Já começo fazendo ponderações sobre aqueles que aparecem na mídia, expõem suas opiniões de modo inconveniente, generalizado, medíocre e até mesmo fora da nossa realidade.
Ontem no programa da rede Globo, Fantástico, foi exibida uma matéria importante que trazia o absurdo da "aprovação" de crianças que cursam a 6ª série num exame vestibular de uma faculdade Particular do Rio de Janeiro e de como as provas buscam pouquíssimo do conhecimento de cada aluno.
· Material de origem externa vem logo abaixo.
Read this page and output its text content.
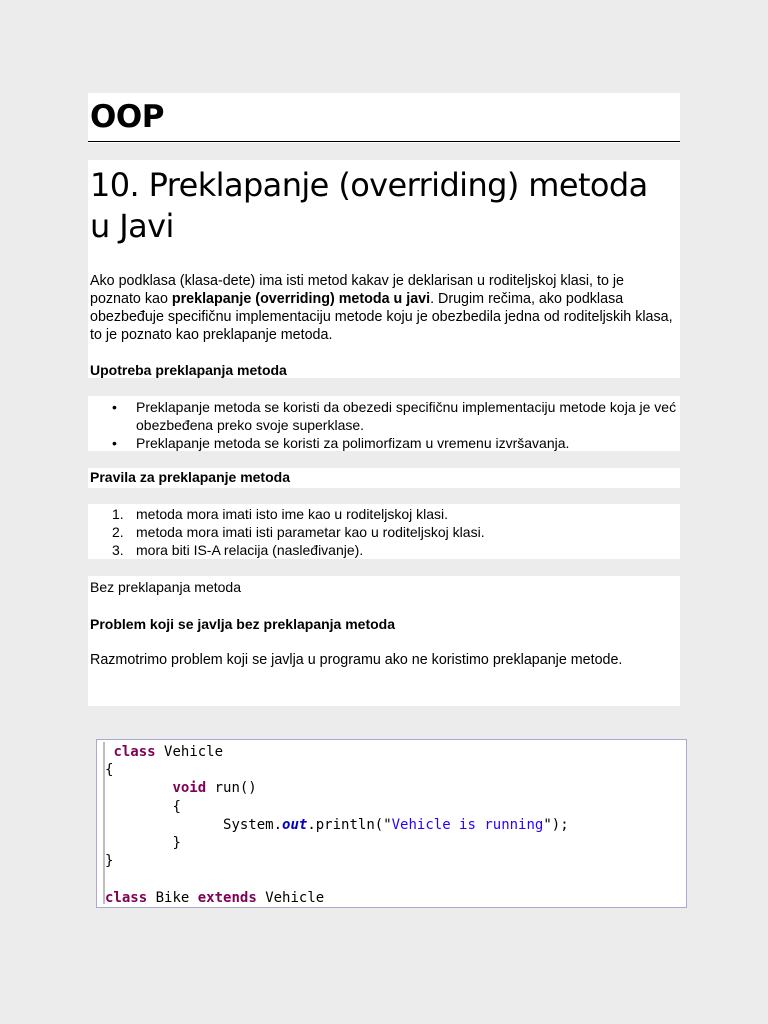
OOP
10. Preklapanje (overriding) metoda u Javi
Ako podklasa (klasa-dete) ima isti metod kakav je deklarisan u roditeljskoj klasi, to je poznato kao preklapanje (overriding) metoda u javi. Drugim rečima, ako podklasa obezbeđuje specifičnu implementaciju metode koju je obezbedila jedna od roditeljskih klasa, to je poznato kao preklapanje metoda.
Upotreba preklapanja metoda
• Preklapanje metoda se koristi da obezedi specifičnu implementaciju metode koja je već obezbeđena preko svoje superklase.
• Preklapanje metoda se koristi za polimorfizam u vremenu izvršavanja.
Pravila za preklapanje metoda
1. metoda mora imati isto ime kao u roditeljskoj klasi.
2. metoda mora imati isti parametar kao u roditeljskoj klasi.
3. mora biti IS-A relacija (nasleđivanje).
Bez preklapanja metoda
Problem koji se javlja bez preklapanja metoda
Razmotrimo problem koji se javlja u programu ako ne koristimo preklapanje metode.
class Vehicle
{
void run()
{
System.out.println("Vehicle is running");
}
}

class Bike extends Vehicle
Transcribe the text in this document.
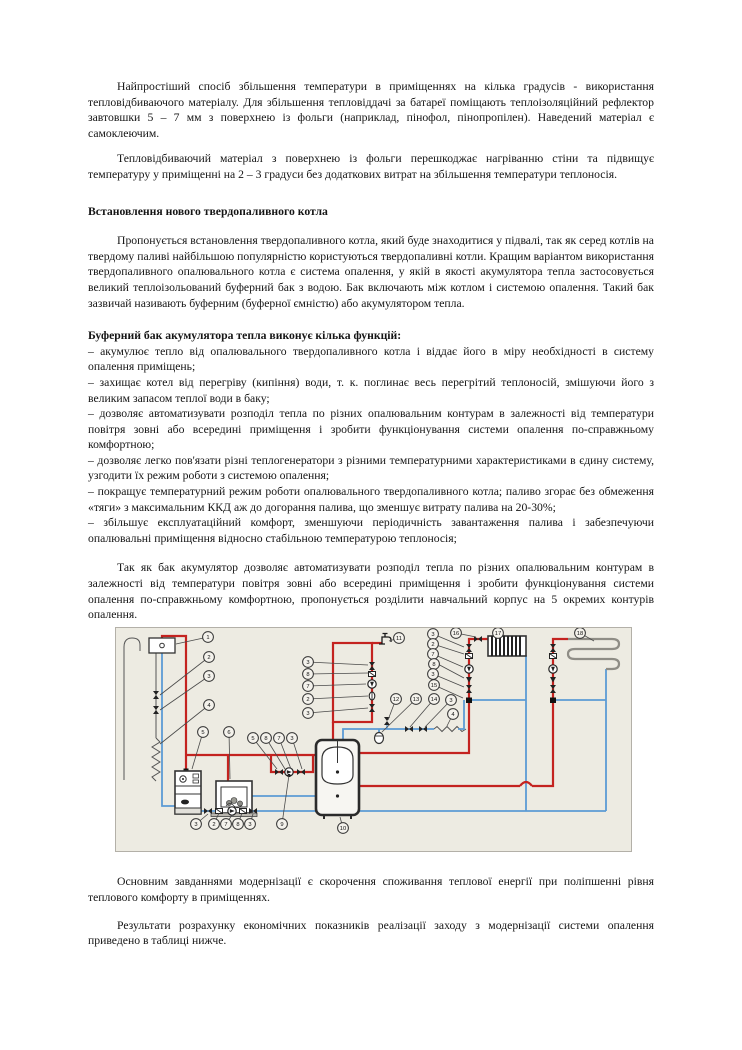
Найпростіший спосіб збільшення температури в приміщеннях на кілька градусів - використання тепловідбиваючого матеріалу. Для збільшення тепловіддачі за батареї поміщають теплоізоляційний рефлектор завтовшки 5 – 7 мм з поверхнею із фольги (наприклад, пінофол, пінопропілен). Наведений матеріал є самоклеючим.

Тепловідбиваючий матеріал з поверхнею із фольги перешкоджає нагріванню стіни та підвищує температуру у приміщенні на 2 – 3 градуси без додаткових витрат на збільшення температури теплоносія.

Встановлення нового твердопаливного котла

Пропонується встановлення твердопаливного котла, який буде знаходитися у підвалі, так як серед котлів на твердому паливі найбільшою популярністю користуються твердопаливні котли. Кращим варіантом використання твердопаливного опалювального котла є система опалення, у якій в якості акумулятора тепла застосовується великий теплоізольований буферний бак з водою. Бак включають між котлом і системою опалення. Такий бак зазвичай називають буферним (буферної ємністю) або акумулятором тепла.

Буферний бак акумулятора тепла виконує кілька функцій:

– акумулює тепло від опалювального твердопаливного котла і віддає його в міру необхідності в систему опалення приміщень;

– захищає котел від перегріву (кипіння) води, т. к. поглинає весь перегрітий теплоносій, змішуючи його з великим запасом теплої води в баку;

– дозволяє автоматизувати розподіл тепла по різних опалювальним контурам в залежності від температури повітря зовні або всередині приміщення і зробити функціонування системи опалення по-справжньому комфортною;

– дозволяє легко пов'язати різні теплогенератори з різними температурними характеристиками в єдину систему, узгодити їх режим роботи з системою опалення;

– покращує температурний режим роботи опалювального твердопаливного котла; паливо згорає без обмеження «тяги» з максимальним ККД аж до догорання палива, що зменшує витрату палива на 20-30%;

– збільшує експлуатаційний комфорт, зменшуючи періодичність завантаження палива і забезпечуючи опалювальні приміщення відносно стабільною температурою теплоносія;

Так як бак акумулятор дозволяє автоматизувати розподіл тепла по різних опалювальним контурам в залежності від температури повітря зовні або всередині приміщення і зробити функціонування системи опалення по-справжньому комфортною, пропонується розділити навчальний корпус на 5 окремих контурів опалення.

1
2
3
4
5	6
5 8 7 3
3	2 7 8 3	9
10
3
8
7
2
3
11
12 13 14 3
4
3
2
7
8
3
15
16	17	18

Основним завданнями модернізації є скорочення споживання теплової енергії при поліпшенні рівня теплового комфорту в приміщеннях.

Результати розрахунку економічних показників реалізації заходу з модернізації системи опалення приведено в таблиці нижче.
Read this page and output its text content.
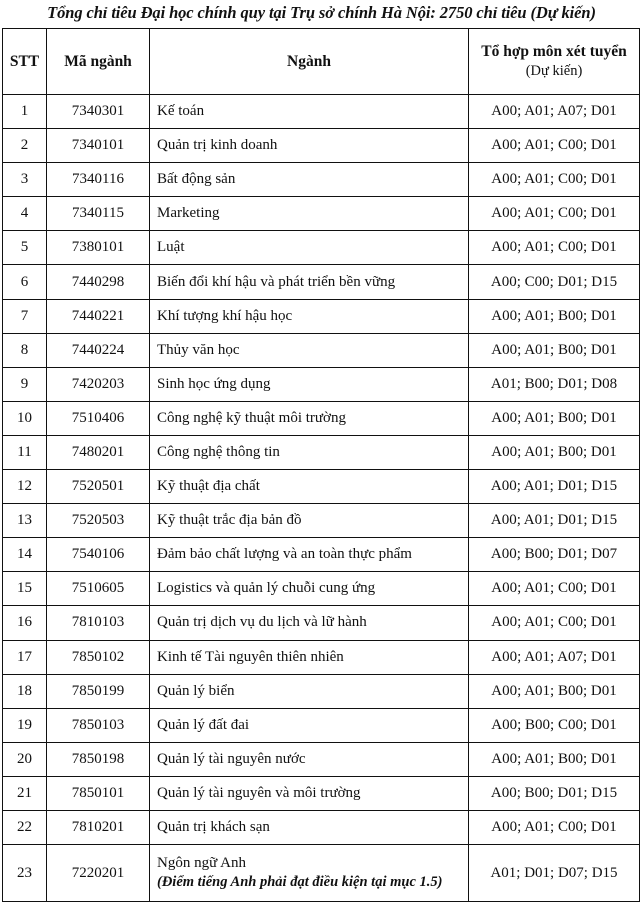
Tổng chỉ tiêu Đại học chính quy tại Trụ sở chính Hà Nội: 2750 chỉ tiêu (Dự kiến)
STT	Mã ngành	Ngành	Tổ hợp môn xét tuyển
(Dự kiến)

1	7340301	Kế toán	A00; A01; A07; D01
2	7340101	Quản trị kinh doanh	A00; A01; C00; D01
3	7340116	Bất động sản	A00; A01; C00; D01
4	7340115	Marketing	A00; A01; C00; D01
5	7380101	Luật	A00; A01; C00; D01
6	7440298	Biến đổi khí hậu và phát triển bền vững	A00; C00; D01; D15
7	7440221	Khí tượng khí hậu học	A00; A01; B00; D01
8	7440224	Thủy văn học	A00; A01; B00; D01
9	7420203	Sinh học ứng dụng	A01; B00; D01; D08
10	7510406	Công nghệ kỹ thuật môi trường	A00; A01; B00; D01
11	7480201	Công nghệ thông tin	A00; A01; B00; D01
12	7520501	Kỹ thuật địa chất	A00; A01; D01; D15
13	7520503	Kỹ thuật trắc địa bản đồ	A00; A01; D01; D15
14	7540106	Đảm bảo chất lượng và an toàn thực phẩm	A00; B00; D01; D07
15	7510605	Logistics và quản lý chuỗi cung ứng	A00; A01; C00; D01
16	7810103	Quản trị dịch vụ du lịch và lữ hành	A00; A01; C00; D01
17	7850102	Kinh tế Tài nguyên thiên nhiên	A00; A01; A07; D01
18	7850199	Quản lý biển	A00; A01; B00; D01
19	7850103	Quản lý đất đai	A00; B00; C00; D01
20	7850198	Quản lý tài nguyên nước	A00; A01; B00; D01
21	7850101	Quản lý tài nguyên và môi trường	A00; B00; D01; D15
22	7810201	Quản trị khách sạn	A00; A01; C00; D01
23	7220201	Ngôn ngữ Anh
(Điểm tiếng Anh phải đạt điều kiện tại mục 1.5)	A01; D01; D07; D15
O tema abordou o que as provas perguntam, quais os métodos de seleção, os atuais números de alunos que prestam vestibular, quantas vagas estão disponíveis para o acesso destes e o número dos que conseguirão acessar a rede pública de ensino superior. Tudo o que foi abordado no tema pede uma urgente solução, pois trata-se de um problema crônico já conhecido da educação no país e tão pouco visualizado com a atenção que necessita.
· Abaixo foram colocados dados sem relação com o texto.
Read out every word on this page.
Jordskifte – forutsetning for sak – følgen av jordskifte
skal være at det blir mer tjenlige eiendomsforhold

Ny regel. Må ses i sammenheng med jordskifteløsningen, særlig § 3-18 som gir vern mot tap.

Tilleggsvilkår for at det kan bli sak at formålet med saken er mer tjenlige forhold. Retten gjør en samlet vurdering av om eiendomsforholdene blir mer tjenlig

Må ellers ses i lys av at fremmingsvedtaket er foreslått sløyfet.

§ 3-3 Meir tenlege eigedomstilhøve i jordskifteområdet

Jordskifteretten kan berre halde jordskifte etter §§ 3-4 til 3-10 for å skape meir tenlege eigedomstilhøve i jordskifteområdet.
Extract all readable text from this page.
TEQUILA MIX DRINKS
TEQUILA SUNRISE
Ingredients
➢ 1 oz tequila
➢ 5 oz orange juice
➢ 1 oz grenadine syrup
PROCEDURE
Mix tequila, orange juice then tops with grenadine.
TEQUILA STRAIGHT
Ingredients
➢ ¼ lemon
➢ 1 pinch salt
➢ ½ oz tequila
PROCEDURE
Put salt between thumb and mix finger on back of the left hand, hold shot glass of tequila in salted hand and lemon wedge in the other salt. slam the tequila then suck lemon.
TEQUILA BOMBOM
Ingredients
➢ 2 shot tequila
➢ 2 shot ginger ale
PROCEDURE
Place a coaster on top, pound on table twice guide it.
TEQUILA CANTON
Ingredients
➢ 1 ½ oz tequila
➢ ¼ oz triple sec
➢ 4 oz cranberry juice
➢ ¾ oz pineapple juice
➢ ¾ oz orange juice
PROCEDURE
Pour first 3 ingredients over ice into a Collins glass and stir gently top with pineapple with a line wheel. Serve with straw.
Resumindo, a matéria tem no final um comentário - ofensivo, diga-se de passagem - do presidente da ANUP (Associação Nacional das Universidades Particulares)
Dizer que os alunos 'problemáticos' é que vão para o ensino privado é, no mínimo, agressivo. É fazer uma afirmação de que estes alunos serão inferiores e até incapazes diante daqueles formados pelo ensino público. A qualidade do ensino gratuito tem seus méritos, assim como a do ensino pago. Tem seus prós e contras! Ora, não é preciso levantar a questão das condições em que se encontram hoje as mais conhecidas instalações públicas, ou é? Ou mesmo do nível de conhecimento extremo que se exige para conseguir o acesso a esse ensino, para conseguir a aprovação em um exame vestibular com quesitos de seleção exagerados. É de se observar que esses quesitos proporcionam aos que são das classes mais altas enorme favorecimento para que sejam aprovados. Todos já percebem que esse método é inadequado, que não avalia todos de forma conveniente e até mesmo justa, mas como tantas outras coisas, isto também não é mudado, é empurrado para ser resolvido após décadas em que já deveria estar em desuso.
Porém, já não são somente os alunos de ensino público que ganham destaque no mercado de trabalho, já vemos, por exemplo, que estagiários vindos de faculdades privadas tem seu desempenho superior, algumas vezes, àqueles que vêm de faculdades públicas.
Senhor Presidente é o aluno que faz a diferença! Concordo que se lhe é proporcionado iniciativas para o desenvolvimento do seu raciocínio, crítica, preparação tudo se torna mais fácil, o que A MAIORIA das universidades particulares não proporciona. O que é ridículo que aconteça são as generalizações, como a que o senhor transcorreu. Um senso-comum errôneo, excludente e preconceituoso vindo de uma pessoa que está mais do que inserida nas causas educacionais é assustador.